PAGURUS: Low-Overhead Dynamic Information Flow Tracking on Loosely Coupled Accelerators

TL;DR

PAGURUS introduces a low-overhead, flexible DIFT shell for accelerators, enhancing security in heterogeneous systems without modifying accelerator design, and evaluates its performance, security, and applicability on FPGA and embedded platforms.

Contribution

It proposes a coarse-grain DIFT shell for accelerators that requires no modifications to their implementation, enabling secure heterogeneous systems with low overhead.

Findings

The DIFT shell adds minimal area and performance overhead on FPGA.

The security metric 'information leakage' effectively measures security guarantees.

Case study demonstrates effective security enhancement on embedded platforms.

Abstract

Software-based attacks exploit bugs or vulnerabilities to get unauthorized access or leak confidential information.
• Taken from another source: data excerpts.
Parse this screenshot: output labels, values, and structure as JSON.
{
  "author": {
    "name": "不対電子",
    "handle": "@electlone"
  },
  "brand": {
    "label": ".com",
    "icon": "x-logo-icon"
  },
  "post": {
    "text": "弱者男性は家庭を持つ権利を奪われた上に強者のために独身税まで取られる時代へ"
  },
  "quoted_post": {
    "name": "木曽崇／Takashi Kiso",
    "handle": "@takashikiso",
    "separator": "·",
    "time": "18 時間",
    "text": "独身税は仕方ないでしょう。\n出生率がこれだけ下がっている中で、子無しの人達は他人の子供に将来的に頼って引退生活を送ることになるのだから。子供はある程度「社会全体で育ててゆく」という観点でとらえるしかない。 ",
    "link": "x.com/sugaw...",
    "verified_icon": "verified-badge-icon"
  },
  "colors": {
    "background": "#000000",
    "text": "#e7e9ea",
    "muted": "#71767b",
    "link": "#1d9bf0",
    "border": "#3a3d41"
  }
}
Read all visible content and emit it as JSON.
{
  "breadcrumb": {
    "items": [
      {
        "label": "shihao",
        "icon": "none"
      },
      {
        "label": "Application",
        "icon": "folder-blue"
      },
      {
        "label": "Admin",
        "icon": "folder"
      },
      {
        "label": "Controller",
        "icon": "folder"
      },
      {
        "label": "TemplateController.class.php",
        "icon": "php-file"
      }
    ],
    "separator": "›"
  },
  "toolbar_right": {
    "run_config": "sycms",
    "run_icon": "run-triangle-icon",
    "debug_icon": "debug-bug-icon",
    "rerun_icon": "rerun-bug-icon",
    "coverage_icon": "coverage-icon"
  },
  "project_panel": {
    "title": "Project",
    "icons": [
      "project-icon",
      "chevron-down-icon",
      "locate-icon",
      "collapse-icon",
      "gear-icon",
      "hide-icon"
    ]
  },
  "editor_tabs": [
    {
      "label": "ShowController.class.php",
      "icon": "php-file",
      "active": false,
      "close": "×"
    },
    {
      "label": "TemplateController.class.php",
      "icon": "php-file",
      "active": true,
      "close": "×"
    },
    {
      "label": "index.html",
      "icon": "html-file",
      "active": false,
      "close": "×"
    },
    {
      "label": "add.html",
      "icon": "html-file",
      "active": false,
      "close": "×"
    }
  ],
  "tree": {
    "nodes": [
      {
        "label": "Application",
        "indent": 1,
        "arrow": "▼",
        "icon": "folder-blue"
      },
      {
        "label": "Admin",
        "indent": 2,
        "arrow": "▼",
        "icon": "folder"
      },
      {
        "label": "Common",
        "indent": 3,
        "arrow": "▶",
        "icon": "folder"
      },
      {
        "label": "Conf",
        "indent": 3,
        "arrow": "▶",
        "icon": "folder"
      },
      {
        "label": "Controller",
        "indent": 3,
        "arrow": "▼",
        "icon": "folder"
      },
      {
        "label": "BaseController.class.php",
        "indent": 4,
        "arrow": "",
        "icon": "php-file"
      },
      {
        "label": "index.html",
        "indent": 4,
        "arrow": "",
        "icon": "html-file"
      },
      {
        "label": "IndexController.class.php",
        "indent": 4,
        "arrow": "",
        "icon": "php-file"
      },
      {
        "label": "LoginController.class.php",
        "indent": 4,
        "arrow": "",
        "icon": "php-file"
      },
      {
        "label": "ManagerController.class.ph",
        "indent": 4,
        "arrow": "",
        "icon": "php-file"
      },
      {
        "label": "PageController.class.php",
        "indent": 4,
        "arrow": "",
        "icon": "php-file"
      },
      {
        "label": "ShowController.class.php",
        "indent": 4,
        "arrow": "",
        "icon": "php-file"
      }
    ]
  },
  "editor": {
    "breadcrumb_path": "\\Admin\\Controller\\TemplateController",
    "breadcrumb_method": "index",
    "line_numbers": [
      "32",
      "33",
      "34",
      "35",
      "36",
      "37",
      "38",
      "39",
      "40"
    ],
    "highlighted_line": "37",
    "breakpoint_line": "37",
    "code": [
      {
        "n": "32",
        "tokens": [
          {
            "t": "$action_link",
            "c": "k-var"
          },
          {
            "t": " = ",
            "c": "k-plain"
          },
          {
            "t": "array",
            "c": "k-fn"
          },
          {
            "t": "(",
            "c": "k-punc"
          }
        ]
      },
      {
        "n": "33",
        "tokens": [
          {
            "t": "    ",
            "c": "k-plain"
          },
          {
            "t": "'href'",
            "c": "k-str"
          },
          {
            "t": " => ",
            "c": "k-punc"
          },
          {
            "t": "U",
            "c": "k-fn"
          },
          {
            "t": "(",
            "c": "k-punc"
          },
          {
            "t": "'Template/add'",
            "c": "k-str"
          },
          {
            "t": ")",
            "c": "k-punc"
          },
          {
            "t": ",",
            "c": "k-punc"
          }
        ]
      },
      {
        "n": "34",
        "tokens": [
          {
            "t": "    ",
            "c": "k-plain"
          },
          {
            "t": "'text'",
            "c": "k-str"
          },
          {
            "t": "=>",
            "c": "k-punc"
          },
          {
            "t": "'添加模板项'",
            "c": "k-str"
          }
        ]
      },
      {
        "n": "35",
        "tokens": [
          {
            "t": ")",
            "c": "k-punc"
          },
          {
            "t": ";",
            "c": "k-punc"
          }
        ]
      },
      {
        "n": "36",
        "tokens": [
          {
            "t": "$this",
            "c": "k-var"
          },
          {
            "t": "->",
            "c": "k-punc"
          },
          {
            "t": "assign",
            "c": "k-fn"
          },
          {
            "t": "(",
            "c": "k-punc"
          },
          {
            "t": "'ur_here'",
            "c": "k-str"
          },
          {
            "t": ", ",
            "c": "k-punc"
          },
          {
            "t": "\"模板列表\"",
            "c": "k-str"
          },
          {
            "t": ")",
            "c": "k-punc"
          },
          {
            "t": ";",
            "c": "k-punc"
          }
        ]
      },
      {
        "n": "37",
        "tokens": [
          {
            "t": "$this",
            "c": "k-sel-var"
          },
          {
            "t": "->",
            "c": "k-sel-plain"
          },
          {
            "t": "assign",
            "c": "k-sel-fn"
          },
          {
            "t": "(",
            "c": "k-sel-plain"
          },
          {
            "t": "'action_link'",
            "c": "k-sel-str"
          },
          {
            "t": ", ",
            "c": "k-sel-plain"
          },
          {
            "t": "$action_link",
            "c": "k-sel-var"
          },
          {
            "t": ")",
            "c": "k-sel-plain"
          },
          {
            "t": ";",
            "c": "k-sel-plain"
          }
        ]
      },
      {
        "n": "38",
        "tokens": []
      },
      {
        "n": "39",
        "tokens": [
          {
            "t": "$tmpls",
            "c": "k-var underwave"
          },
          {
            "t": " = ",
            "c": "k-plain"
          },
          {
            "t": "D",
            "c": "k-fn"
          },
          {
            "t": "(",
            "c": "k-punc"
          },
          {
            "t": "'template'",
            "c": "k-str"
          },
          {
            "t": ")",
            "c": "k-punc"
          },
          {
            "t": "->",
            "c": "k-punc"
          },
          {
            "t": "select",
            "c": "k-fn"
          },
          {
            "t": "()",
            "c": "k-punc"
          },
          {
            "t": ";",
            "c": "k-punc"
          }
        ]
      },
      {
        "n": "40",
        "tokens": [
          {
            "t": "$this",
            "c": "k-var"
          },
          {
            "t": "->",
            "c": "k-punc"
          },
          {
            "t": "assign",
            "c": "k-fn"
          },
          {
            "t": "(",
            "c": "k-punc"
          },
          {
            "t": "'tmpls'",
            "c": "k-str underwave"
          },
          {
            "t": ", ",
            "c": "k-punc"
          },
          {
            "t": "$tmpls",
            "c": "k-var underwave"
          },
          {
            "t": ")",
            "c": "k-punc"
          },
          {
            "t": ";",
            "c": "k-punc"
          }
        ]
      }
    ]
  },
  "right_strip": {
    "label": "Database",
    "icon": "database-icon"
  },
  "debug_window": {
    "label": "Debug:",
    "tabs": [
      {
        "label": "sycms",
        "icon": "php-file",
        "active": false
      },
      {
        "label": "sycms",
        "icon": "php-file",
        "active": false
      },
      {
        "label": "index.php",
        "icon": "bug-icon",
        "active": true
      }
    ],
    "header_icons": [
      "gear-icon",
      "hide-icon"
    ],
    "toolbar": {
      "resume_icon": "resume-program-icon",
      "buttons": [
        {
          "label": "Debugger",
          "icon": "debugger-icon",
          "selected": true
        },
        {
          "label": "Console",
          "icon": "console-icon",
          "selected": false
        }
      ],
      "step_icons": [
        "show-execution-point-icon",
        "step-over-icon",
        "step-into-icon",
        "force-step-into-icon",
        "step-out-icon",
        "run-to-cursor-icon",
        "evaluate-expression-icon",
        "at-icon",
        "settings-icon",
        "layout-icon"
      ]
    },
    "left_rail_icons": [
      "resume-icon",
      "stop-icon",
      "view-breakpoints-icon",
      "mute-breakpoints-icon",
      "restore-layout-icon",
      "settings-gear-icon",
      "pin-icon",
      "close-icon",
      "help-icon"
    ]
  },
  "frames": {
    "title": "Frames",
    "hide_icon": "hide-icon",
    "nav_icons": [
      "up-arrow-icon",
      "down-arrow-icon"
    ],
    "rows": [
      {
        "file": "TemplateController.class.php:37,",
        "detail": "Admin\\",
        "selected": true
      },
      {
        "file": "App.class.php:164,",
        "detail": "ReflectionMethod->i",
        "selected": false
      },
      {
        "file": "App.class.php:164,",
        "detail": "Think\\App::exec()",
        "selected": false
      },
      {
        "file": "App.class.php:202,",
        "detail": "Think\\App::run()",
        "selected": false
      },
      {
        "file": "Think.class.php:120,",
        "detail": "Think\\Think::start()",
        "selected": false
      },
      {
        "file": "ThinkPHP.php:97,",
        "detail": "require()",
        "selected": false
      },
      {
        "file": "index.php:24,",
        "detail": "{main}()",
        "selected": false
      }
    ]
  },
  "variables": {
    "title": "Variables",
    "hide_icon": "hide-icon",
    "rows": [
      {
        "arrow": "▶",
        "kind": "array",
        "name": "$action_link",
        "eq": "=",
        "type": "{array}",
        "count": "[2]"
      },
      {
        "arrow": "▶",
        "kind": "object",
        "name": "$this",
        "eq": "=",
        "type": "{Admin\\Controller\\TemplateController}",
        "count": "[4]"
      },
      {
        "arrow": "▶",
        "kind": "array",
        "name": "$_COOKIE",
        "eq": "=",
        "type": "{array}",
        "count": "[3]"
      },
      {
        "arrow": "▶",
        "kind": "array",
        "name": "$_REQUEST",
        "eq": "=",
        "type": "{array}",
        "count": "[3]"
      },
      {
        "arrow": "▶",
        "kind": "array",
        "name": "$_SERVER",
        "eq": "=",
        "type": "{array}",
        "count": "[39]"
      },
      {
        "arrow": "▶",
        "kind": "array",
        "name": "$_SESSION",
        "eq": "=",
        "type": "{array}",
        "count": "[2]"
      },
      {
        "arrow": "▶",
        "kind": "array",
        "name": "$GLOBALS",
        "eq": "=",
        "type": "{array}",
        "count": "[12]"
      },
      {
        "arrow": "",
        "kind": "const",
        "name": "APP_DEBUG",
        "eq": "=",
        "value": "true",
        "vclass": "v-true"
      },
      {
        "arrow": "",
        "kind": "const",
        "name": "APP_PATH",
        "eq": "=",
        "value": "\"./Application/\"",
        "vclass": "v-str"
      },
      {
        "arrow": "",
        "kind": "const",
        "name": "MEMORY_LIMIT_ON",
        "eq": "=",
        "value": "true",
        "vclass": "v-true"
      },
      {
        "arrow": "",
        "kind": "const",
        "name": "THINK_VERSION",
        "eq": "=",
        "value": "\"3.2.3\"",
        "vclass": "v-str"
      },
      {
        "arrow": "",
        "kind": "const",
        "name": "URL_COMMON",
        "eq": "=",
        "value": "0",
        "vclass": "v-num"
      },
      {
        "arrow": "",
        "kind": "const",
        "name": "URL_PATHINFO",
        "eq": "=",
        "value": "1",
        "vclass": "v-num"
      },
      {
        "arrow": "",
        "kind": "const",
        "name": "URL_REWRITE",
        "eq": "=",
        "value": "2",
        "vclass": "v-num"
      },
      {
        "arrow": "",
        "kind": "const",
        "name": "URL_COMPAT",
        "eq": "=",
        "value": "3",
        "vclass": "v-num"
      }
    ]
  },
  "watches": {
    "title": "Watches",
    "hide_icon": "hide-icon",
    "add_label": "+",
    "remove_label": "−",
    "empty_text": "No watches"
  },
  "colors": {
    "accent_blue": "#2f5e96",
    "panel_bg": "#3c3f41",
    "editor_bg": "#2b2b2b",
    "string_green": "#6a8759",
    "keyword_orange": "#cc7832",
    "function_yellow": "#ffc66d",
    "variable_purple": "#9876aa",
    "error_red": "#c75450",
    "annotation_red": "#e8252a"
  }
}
Dynamic information flow tracking (DIFT) is a security technique to track spurious information flows and provide strong security guarantees against such attacks. To secure heterogeneous systems, the spurious information flows must be tracked through all their components, including processors, accelerators (i.e., application-specific hardware components) and memories. We present PAGURUS, a flexible methodology to design a low-overhead shell circuit that adds DIFT support to accelerators. The shell uses a coarse-grain DIFT approach, thus not requiring to make modifications to the accelerator's implementation. We analyze the performance and area overhead of the DIFT shell on FPGAs and we propose a metric, called information leakage, to measure its security guarantees. We perform a design-space exploration to show that we can synthesize accelerators with different characteristics in terms of performance, cost and security guarantees. We also present a case study where we use the DIFT shell to secure an accelerator running on a embedded platform with a DIFT-enhanced RISC-V core.